Genome Wide Re-Annotation of Caldicellulosiruptor saccharolyticus with New Insights into Genes Involved in Biomass Degradation and Hydrogen Production

Abstract

Caldicellulosiruptor saccharolyticus has proven itself to be an excellent candidate for biological hydrogen (H2) production, but still it has major drawbacks like sensitivity to high osmotic pressure and low volumetric H2 productivity, which should be considered before it can be used industrially. A whole genome re-annotation work has been carried out as an attempt to update the incomplete genome information that causes gap in the knowledge especially in the area of metabolic engineering, to improve the H2 producing capabilities of C. saccharolyticus. Whole genome re-annotation was performed through manual means for 2,682 Coding Sequences (CDSs). Bioinformatics tools based on sequence similarity, motif search, phylogenetic analysis and fold recognition were employed for re-annotation. Our methodology could successfully add functions for 409 hypothetical proteins (HPs), 46 proteins previously annotated as putative and assigned more accurate functions for the known protein sequences. Homology based gene annotation has been used as a standard method for assigning function to novel proteins, but over the past few years many non-homology based methods such as genomic context approaches for protein function prediction have been developed. Using non-homology based functional prediction methods, we were able to assign cellular processes or physical complexes for 249 hypothetical sequences. Our re-annotation pipeline highlights the addition of 231 new CDSs generated from MicroScope Platform, to the original genome with functional prediction for 49 of them. The re-annotation of HPs and new CDSs is stored in the relational database that is available on the MicroScope web-based platform. In parallel, a comparative genome analyses were performed among the members of genus Caldicellulosiruptor to understand the function and evolutionary processes. Further, with results from integrated re-annotation studies (homology and genomic context approach), we strongly suggest that Csac_0437 and Csac_0424 encode for glycoside hydrolases (GH) and are proposed to be involved in the decomposition of recalcitrant plant polysaccharides. Similarly, HPs: Csac_0732, Csac_1862, Csac_1294 and Csac_0668 are suggested to play a significant role in biohydrogen production. Function prediction of these HPs by using our integrated approach will considerably enhance the interpretation of large-scale experiments targeting this industrially important organism.
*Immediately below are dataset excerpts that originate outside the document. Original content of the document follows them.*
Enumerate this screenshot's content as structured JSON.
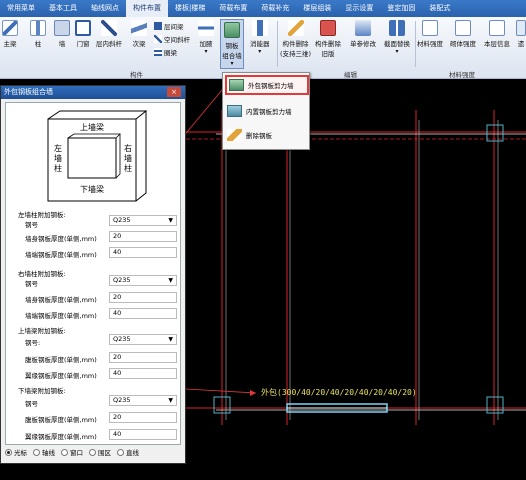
{
  "menu": {
    "tabs": [
      "常用菜单",
      "基本工具",
      "轴线网点",
      "构件布置",
      "楼板|楼梯",
      "荷载布置",
      "荷载补充",
      "楼层组装",
      "显示设置",
      "鉴定加固",
      "装配式"
    ],
    "active_index": 3
  },
  "ribbon": {
    "buttons": {
      "main_beam": "主梁",
      "column": "柱",
      "wall": "墙",
      "door_window": "门窗",
      "diagonal": "层内斜杆",
      "sec_beam": "次梁",
      "add_plate": "加腋",
      "steel_plate_line1": "钢板",
      "steel_plate_line2": "组合墙",
      "damper": "消能器",
      "del_member_line1": "构件删除",
      "del_member_line2": "(支持三维)",
      "del_member2_line1": "构件删除",
      "del_member2_line2": "旧版",
      "single_modify": "单参修改",
      "section_replace": "截面替换",
      "material_strength": "材料强度",
      "masonry_strength": "砌体强度",
      "floor_info": "本层信息",
      "trailing": "遗"
    },
    "small_items": [
      "层间梁",
      "空间斜杆",
      "圈梁"
    ],
    "groups": {
      "components": "构件",
      "edit": "编辑",
      "material": "材料强度"
    }
  },
  "dropdown": {
    "items": [
      "外包钢板剪力墙",
      "内置钢板剪力墙",
      "删除钢板"
    ],
    "highlighted_index": 0
  },
  "dialog": {
    "title": "外包钢板组合墙",
    "close_label": "×",
    "diagram": {
      "top": "上墙梁",
      "bottom": "下墙梁",
      "left": [
        "左",
        "墙",
        "柱"
      ],
      "right": [
        "右",
        "墙",
        "柱"
      ]
    },
    "sections": [
      {
        "title": "左墙柱附加钢板:",
        "rows": [
          {
            "label": "钢号",
            "type": "select",
            "value": "Q235"
          },
          {
            "label": "墙身钢板厚度(单侧,mm)",
            "type": "input",
            "value": "20"
          },
          {
            "label": "墙端钢板厚度(单侧,mm)",
            "type": "input",
            "value": "40"
          }
        ]
      },
      {
        "title": "右墙柱附加钢板:",
        "rows": [
          {
            "label": "钢号",
            "type": "select",
            "value": "Q235"
          },
          {
            "label": "墙身钢板厚度(单侧,mm)",
            "type": "input",
            "value": "20"
          },
          {
            "label": "墙端钢板厚度(单侧,mm)",
            "type": "input",
            "value": "40"
          }
        ]
      },
      {
        "title": "上墙梁附加钢板:",
        "rows": [
          {
            "label": "钢号:",
            "type": "select",
            "value": "Q235"
          },
          {
            "label": "腹板钢板厚度(单侧,mm)",
            "type": "input",
            "value": "20"
          },
          {
            "label": "翼缘钢板厚度(单侧,mm)",
            "type": "input",
            "value": "40"
          }
        ]
      },
      {
        "title": "下墙梁附加钢板:",
        "rows": [
          {
            "label": "钢号",
            "type": "select",
            "value": "Q235"
          },
          {
            "label": "腹板钢板厚度(单侧,mm)",
            "type": "input",
            "value": "20"
          },
          {
            "label": "翼缘钢板厚度(单侧,mm)",
            "type": "input",
            "value": "40"
          }
        ]
      }
    ],
    "radio": {
      "options": [
        "光标",
        "轴线",
        "窗口",
        "围区",
        "直线"
      ],
      "selected_index": 0
    }
  },
  "canvas": {
    "annotation": "外包(300/40/20/40/20/40/20/40/20)"
  },
  "colors": {
    "menubar": "#2b62ad",
    "canvas_bg": "#000000",
    "grid_red": "#d8252a",
    "member_white": "#ffffff",
    "column_cyan": "#4fb5c8",
    "annotation_yellow": "#e8e060",
    "highlight_red": "#e03a3a"
  }
}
Fig 1. Visualization of alignment of the 8 Caldicellulosiruptor genomes generated using Blast Ring Image Generator (BRIG) showing (from inner to outer), % G+C, GC skew and the homology based on BLASTn.
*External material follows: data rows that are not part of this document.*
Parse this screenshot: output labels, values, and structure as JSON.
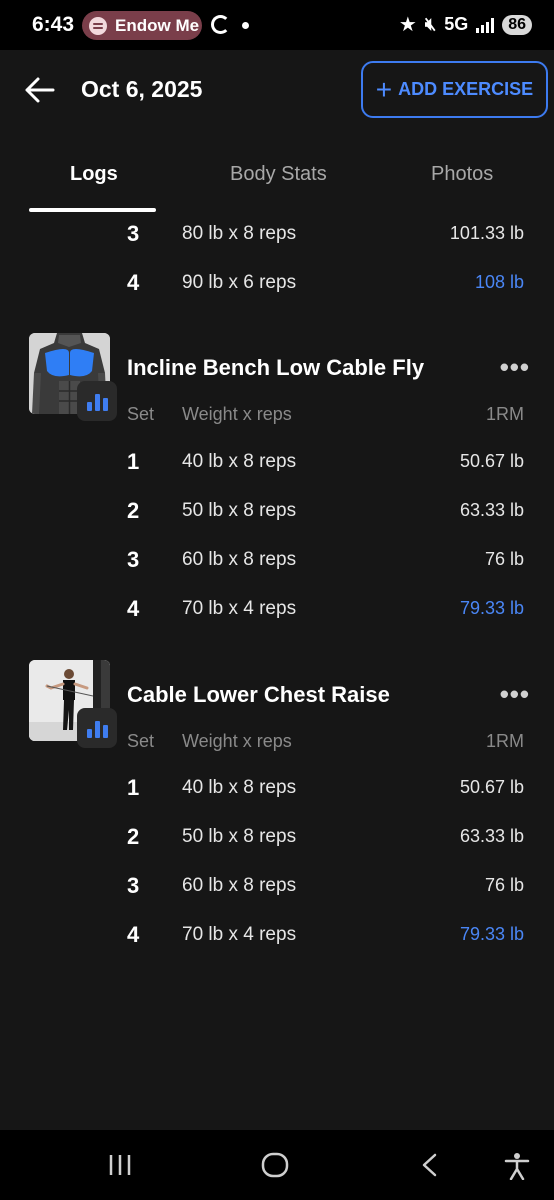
{
  "status_bar": {
    "time": "6:43",
    "media_app": "Endow Me",
    "network": "5G",
    "battery": "86"
  },
  "header": {
    "title": "Oct 6, 2025",
    "add_button_label": "ADD EXERCISE"
  },
  "tabs": [
    {
      "label": "Logs",
      "active": true
    },
    {
      "label": "Body Stats",
      "active": false
    },
    {
      "label": "Photos",
      "active": false
    }
  ],
  "previous_exercise": {
    "sets": [
      {
        "set": "3",
        "reps": "80 lb x 8 reps",
        "orm": "101.33 lb",
        "pr": false
      },
      {
        "set": "4",
        "reps": "90 lb x 6 reps",
        "orm": "108 lb",
        "pr": true
      }
    ]
  },
  "exercises": [
    {
      "name": "Incline Bench Low Cable Fly",
      "thumb_icon": "chest-muscle-diagram-icon",
      "columns": {
        "set": "Set",
        "reps": "Weight x reps",
        "orm": "1RM"
      },
      "sets": [
        {
          "set": "1",
          "reps": "40 lb x 8 reps",
          "orm": "50.67 lb",
          "pr": false
        },
        {
          "set": "2",
          "reps": "50 lb x 8 reps",
          "orm": "63.33 lb",
          "pr": false
        },
        {
          "set": "3",
          "reps": "60 lb x 8 reps",
          "orm": "76 lb",
          "pr": false
        },
        {
          "set": "4",
          "reps": "70 lb x 4 reps",
          "orm": "79.33 lb",
          "pr": true
        }
      ]
    },
    {
      "name": "Cable Lower Chest Raise",
      "thumb_icon": "exercise-photo-icon",
      "columns": {
        "set": "Set",
        "reps": "Weight x reps",
        "orm": "1RM"
      },
      "sets": [
        {
          "set": "1",
          "reps": "40 lb x 8 reps",
          "orm": "50.67 lb",
          "pr": false
        },
        {
          "set": "2",
          "reps": "50 lb x 8 reps",
          "orm": "63.33 lb",
          "pr": false
        },
        {
          "set": "3",
          "reps": "60 lb x 8 reps",
          "orm": "76 lb",
          "pr": false
        },
        {
          "set": "4",
          "reps": "70 lb x 4 reps",
          "orm": "79.33 lb",
          "pr": true
        }
      ]
    }
  ],
  "colors": {
    "background": "#161616",
    "accent": "#4a86f5",
    "text": "#ffffff",
    "muted": "#8a8a8a"
  },
  "nav_icons": [
    "recent-apps-icon",
    "home-icon",
    "back-icon",
    "accessibility-icon"
  ]
}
The deep purple circle represents the reference sequence, C. saccharolyticus. Outer rings show shared identity (according to BLASTn) with various other Caldicellulosiruptor genomes. BLASTn matches between 50% and 100% nucleotide identity are colored from lightest to darkest shade respectively, according to the graduated scale on the right of the circular BLAST image. Matches with less than 50% identity appear as blank spaces in each ring.

Fig 2. Statistics of Known, Hypothetical and Putative genes before and after re-annotation.

Before re-annotation category include: Known (1854), Hypothetical (781) and Putative (47). After re-annotation category include: Known (2285), Hypothetical: old CDSs (372) + new CDSs (182) and putative: old CDSs (25) + new CDSs (49).

Fig 3. Figure showing a network of predicted associations for a particular group of proteins (related to COG2006 (containing the hypothetical protein Csac_1294 (red)) which is predicted to be involved in valine, leucine and isoleucine biosynthesis pathway and oxidation-reduction process.

The network edges represent the predicted functional associations. Any edge may be drawn with differently coloured lines: a red line indicates the presence of fusion evidence; a green line—neighborhood evidence; a blue line—Co-occurrence evidence, a black line—Co-expression evidence, a yellow line—text mining evidence, and a light blue line indicates database evidence.